L’art du Bucket Game : révolutionner les soins courants et médicaux 

Le monde de l’éducation canine est en constante évolution, pourtant, le “Bucket Game” dont nous allons parler aujourd’hui ne date pas d’hier ! Créé par l’éducateur canin britannique Chirag Patel, le Bucket Game se démarque par sa simplicité, sa convivialité et son approche coopérative. Le “jeu du seau” (on va éviter de le traduire à partir de maintenant) utilise une gamelle de nourriture pour enseigner aux chiens la notion de consentement. Dans cet article, nous vous proposons un guide complet pour le mettre en place dans le cadre des soins coopératifs en mettant l’accent sur les techniques, les avantages et les adaptations possibles pour répondre aux besoins spécifiques de chaque chien. 

Le bucket game laisse le choix au chien de dire « continue » « pause » ou « stop » pendant les soins. Cela nous permet de travailler avec son consentement et donc avec peu, voire pas de stress. Les soins deviennent une collaboration et pas une torture que le chien endure.

Définition et objectifs du Bucket Game

Comme vous l’avez appris dans l’introduction, le Bucket Game est une méthode de travail développée par l’éducateur britannique Chirag Patel. Cette approche innovante repose sur l’utilisation d’un pot ou d’une gamelle remplie de friandises pour apprendre aux chiens à se concentrer, à développer leur auto-contrôle et à établir une communication non verbale efficace avec leur éducateur ou propriétaire. Le Bucket Game se distingue par son approche ludique et positive, favorisant la confiance et la coopération entre le chien et les humains qui l’entourent. Simple et efficace, le Bucket Game est devenu un outil de choix pour de nombreux propriétaires, éducateurs et vétérinaires à travers le monde.

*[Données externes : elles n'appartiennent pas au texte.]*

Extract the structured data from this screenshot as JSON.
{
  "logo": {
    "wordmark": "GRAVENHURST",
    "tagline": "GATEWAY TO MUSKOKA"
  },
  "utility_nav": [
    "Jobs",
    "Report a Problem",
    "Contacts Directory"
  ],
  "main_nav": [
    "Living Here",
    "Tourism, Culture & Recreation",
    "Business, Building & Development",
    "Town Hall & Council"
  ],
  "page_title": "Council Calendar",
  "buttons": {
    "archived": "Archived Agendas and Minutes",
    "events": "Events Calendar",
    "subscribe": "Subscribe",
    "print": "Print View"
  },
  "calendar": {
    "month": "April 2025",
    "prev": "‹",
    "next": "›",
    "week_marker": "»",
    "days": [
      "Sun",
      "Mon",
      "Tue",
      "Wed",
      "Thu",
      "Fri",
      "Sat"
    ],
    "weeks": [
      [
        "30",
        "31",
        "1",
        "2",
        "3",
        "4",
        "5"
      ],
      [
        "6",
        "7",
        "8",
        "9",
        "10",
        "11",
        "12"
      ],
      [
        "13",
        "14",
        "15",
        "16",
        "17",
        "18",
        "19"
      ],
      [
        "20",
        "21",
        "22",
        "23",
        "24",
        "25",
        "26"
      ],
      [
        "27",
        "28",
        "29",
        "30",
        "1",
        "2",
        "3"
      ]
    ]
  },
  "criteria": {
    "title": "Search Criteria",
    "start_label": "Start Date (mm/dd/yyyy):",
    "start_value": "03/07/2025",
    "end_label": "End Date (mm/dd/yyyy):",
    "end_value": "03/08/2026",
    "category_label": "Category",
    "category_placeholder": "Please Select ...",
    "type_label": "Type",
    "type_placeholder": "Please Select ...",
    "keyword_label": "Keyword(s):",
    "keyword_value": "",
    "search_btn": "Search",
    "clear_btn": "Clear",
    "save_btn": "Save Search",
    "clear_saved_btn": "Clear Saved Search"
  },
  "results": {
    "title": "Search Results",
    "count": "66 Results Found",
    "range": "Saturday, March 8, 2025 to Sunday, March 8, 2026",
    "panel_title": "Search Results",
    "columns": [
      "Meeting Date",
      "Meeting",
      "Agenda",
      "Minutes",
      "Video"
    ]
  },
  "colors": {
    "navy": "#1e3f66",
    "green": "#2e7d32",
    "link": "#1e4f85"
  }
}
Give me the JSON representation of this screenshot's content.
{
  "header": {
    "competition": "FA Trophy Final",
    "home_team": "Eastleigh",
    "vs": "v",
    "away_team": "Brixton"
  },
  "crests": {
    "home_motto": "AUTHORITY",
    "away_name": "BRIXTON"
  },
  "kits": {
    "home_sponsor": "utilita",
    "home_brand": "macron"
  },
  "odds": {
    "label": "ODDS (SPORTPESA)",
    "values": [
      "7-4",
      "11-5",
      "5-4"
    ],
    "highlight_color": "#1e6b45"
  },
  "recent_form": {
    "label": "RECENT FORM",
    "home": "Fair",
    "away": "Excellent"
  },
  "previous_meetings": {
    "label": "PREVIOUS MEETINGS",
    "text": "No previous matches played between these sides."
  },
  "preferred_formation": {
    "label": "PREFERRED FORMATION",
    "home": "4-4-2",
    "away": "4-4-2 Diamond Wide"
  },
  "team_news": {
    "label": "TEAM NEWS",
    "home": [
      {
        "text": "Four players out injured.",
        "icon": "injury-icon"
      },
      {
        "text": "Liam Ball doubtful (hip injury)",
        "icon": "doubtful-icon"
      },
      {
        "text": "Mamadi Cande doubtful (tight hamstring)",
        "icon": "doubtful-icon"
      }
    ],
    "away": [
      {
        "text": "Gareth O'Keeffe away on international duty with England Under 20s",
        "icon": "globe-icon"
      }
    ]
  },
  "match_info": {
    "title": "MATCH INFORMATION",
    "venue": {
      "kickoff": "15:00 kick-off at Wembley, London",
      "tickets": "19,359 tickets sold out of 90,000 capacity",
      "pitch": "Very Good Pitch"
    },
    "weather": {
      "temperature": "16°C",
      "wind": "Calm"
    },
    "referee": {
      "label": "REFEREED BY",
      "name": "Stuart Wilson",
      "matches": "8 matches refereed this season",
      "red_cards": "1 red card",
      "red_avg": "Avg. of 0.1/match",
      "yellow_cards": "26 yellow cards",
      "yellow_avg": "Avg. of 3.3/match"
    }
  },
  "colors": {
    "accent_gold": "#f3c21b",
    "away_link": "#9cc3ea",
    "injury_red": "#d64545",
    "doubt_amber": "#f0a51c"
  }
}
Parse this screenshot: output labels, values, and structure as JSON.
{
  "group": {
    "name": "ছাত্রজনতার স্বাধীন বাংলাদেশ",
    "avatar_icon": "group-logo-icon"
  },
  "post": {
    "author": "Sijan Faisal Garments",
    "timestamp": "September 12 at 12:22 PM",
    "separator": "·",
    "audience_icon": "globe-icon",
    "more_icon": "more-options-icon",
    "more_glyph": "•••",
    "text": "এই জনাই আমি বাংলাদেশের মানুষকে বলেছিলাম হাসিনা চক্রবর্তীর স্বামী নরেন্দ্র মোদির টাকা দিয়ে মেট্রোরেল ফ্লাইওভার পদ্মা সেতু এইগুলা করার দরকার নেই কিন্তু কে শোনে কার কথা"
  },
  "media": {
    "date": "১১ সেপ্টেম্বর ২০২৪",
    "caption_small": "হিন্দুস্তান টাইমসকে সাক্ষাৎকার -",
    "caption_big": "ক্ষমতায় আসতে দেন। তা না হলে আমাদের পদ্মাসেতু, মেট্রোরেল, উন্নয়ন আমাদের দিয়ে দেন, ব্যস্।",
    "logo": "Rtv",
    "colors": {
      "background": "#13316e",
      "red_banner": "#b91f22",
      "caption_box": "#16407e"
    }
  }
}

Le Bucket Game vise principalement trois objectifs clés. Premièrement : le renforcement positif, qui consiste à récompenser les comportements souhaités, incitant ainsi le chien à les reproduire. En proposant des friandises comme récompense, le Bucket Game encourage l’apprentissage et transforme une corvée (brossage, soins médicaux) en activité collective. 

Ensuite, le deuxième objectif (qui construit une fondation nécessaire) est l’auto-contrôle : le chien doit apprendre à patienter et à se maîtriser pour obtenir les friandises posées face à lui. Enfin, le jeu du pot facilite la communication entre le chien et l’humain, en mettant en place un langage non verbal limpide. 

Le concept du Bucket Game

Ce jeu est assez simple et se base sur le concept des feux de circulation. Le feu vert signifie “tu peux y aller” et le feu rouge “stop”. Quant au feu orange c’est : “attends ici”. Dans ce jeu, le chien attend face à un pot rempli de friandises (ou une gamelle pleine). Il peut être debout, assis ou couché, et le pot est au sol ou sur un petit tabouret, mais toujours à portée. Ce dernier, grâce aux autocontrôles, a appris qu’il ne pouvait pas se servir lui-même, c’est l’humain qui pioche et donne.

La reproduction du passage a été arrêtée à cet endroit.